Sudan’dan, Çad’dan, Rusya’dan maaşlarını körfez ülkelerinin karşıladığı paralı askerler vardır.
***
Mevcut haliyle bile Trablus’a giremeyen ancak havadan saldırılar düzenleyerek katliam yapan Hafter’in konumu Türkiye’nin son tezkere kararıyla iyice tehlikeye girmiştir. Onun için Suudi Arabistan bile TBMM tezkeresini kınayan bir açıklama yapmıştır!
Türkiye’nin bu meşru adımı ile Libya’da da dengeler değişmiştir!

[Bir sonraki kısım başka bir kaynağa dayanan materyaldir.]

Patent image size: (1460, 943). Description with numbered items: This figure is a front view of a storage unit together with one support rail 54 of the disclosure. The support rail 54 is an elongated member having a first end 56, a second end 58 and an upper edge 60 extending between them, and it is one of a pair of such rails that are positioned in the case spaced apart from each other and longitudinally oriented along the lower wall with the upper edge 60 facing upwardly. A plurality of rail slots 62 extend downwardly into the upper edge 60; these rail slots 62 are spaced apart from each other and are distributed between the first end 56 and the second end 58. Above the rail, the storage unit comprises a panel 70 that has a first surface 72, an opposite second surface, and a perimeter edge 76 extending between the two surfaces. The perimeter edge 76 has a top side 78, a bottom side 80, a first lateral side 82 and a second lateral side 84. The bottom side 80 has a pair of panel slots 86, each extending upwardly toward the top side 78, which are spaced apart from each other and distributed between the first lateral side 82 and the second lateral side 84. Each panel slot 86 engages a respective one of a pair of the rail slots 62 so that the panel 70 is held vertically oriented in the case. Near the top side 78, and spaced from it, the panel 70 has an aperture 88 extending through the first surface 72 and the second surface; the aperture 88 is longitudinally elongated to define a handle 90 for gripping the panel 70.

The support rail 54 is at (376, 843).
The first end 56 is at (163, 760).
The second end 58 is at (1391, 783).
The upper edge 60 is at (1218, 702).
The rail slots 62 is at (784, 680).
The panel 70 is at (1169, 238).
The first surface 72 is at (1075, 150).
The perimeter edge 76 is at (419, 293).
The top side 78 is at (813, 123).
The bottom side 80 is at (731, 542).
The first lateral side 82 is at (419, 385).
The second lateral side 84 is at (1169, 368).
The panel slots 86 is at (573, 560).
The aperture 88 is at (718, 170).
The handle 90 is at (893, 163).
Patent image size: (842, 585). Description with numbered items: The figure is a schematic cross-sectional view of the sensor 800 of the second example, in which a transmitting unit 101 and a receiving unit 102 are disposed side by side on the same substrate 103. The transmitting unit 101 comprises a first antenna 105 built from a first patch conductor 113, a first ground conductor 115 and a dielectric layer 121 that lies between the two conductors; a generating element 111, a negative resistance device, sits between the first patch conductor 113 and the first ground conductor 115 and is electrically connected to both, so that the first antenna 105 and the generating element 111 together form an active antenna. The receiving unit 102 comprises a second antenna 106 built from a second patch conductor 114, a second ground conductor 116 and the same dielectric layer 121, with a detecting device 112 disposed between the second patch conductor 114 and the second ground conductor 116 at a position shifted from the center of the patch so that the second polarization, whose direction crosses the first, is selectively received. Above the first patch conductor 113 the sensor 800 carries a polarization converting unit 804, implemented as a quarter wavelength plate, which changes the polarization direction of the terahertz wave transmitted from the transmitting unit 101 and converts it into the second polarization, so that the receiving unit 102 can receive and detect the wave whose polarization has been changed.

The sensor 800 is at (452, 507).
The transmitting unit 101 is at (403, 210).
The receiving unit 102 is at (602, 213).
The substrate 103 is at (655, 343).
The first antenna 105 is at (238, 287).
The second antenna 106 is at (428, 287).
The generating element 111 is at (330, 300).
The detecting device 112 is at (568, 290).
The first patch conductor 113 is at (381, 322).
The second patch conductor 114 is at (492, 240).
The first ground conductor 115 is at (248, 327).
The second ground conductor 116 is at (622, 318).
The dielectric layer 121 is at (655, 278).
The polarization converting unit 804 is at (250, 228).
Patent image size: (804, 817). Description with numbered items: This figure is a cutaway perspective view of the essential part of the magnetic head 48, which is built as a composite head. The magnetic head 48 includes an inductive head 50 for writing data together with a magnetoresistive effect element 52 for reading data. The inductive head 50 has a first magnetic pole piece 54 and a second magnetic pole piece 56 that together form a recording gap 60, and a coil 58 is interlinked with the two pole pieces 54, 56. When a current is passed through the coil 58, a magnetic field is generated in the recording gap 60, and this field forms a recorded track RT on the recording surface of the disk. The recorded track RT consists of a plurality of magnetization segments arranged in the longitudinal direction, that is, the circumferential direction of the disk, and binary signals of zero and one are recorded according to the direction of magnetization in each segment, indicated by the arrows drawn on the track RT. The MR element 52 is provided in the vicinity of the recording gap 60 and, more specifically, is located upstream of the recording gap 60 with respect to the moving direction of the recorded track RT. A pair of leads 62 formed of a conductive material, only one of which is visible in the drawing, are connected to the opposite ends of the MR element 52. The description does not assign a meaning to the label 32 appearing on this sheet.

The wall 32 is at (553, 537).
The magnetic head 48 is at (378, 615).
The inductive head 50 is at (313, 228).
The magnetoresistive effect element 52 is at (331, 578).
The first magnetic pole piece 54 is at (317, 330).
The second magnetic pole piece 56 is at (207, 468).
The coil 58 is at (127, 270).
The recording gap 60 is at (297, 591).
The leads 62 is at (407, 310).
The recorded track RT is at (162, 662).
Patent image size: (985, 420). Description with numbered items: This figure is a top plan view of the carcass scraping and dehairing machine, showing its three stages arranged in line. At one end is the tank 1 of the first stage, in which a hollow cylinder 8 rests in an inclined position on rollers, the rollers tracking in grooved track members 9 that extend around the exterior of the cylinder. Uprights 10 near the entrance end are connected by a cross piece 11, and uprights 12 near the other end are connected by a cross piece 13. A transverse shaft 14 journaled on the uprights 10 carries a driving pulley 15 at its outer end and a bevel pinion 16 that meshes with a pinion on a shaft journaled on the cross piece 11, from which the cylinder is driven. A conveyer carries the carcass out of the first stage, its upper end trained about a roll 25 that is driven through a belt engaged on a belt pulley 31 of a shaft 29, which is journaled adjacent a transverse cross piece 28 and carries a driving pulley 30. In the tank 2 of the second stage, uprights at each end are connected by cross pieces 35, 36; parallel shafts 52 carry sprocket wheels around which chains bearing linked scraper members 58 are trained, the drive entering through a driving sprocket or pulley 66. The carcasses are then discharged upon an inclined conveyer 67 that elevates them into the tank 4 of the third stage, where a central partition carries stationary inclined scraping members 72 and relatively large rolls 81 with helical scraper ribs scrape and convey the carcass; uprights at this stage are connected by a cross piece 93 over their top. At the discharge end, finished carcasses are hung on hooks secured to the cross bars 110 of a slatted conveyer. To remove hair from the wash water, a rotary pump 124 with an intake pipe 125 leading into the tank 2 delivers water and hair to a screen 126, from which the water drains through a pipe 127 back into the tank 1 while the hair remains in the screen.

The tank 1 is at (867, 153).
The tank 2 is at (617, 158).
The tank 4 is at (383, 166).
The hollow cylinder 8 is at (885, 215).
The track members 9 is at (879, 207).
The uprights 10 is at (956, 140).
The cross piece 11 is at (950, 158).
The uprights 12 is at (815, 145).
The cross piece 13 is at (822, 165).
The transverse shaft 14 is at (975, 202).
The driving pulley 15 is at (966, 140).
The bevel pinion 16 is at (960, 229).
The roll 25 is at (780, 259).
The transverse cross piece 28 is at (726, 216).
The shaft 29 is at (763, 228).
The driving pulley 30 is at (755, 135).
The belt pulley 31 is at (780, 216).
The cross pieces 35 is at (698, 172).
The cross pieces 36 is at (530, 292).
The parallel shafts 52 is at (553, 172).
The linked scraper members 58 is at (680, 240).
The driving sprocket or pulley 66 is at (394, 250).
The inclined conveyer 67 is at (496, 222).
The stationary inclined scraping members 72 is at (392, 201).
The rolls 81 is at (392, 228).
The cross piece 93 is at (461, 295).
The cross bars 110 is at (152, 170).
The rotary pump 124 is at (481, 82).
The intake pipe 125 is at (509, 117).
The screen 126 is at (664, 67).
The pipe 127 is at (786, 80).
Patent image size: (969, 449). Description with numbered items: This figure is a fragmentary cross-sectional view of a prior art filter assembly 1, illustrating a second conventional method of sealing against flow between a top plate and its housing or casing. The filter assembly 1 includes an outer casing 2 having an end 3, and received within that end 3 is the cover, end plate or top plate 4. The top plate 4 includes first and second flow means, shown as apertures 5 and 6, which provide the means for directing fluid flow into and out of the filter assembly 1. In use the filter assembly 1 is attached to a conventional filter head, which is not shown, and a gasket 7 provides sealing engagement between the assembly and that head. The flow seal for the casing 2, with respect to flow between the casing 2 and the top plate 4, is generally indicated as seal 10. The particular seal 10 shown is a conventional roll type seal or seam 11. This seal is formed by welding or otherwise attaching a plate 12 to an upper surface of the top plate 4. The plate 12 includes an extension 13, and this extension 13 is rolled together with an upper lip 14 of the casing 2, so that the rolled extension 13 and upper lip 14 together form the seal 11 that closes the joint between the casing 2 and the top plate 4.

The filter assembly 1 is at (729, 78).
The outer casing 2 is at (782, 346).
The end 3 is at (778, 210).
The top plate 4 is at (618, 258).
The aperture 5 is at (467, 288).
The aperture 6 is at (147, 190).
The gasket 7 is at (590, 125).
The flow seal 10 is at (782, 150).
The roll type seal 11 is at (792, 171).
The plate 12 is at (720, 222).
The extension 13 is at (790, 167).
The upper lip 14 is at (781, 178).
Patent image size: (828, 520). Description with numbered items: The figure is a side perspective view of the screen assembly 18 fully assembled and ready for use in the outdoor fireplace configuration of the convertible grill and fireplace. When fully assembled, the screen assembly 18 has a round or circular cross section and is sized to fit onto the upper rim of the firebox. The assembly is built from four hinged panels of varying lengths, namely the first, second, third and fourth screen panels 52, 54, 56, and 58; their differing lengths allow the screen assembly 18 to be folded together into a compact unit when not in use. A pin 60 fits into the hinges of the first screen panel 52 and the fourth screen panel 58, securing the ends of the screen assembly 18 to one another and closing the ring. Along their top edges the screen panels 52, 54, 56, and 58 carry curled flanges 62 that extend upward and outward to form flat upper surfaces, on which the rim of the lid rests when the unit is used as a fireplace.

Tıpkı Barış Pınarı ile Suriye’de değiştiği gibi, tıpkı yapılan anlaşma ile Akdeniz’de değiştiği gibi.
***
Ordumuz da Libya’da muhalefetin lejyoner diye aşağıladığı gibi Fizan çöllerinde savaşacak değildir.
UMH’nın 30 bin civarında gözünü kırpmadan ölüme giden silahlı gücü vardır ve Hafter’e karşı direnmektedirler. Savaşıyorlar, savaşacak yabancı askere de Türk askerine de ihtiyaçları yok.
Türk askeri cumhurbaşkanının bir TV programında açıkça söylediği gibi sadece koordinasyon görevi yürütecektir.
Ben daha önce de yazdım Türk askeri orada meşru hükümeti koruyacak ve hükümete bağlı silahlı güçlerini koordine edecektir.
Türk ordusunun orada bulunması sadece bayrak açması bile caydırıcılık açısından yeterli olacak ve barışın teminine zemin hazırlayacaktır.
Ne demiş şair;
"Bu mesel ile bulur cümle düvel fevz-ü felâh;
Hazır ol cenge eğer ister isen sulh-ü salâh."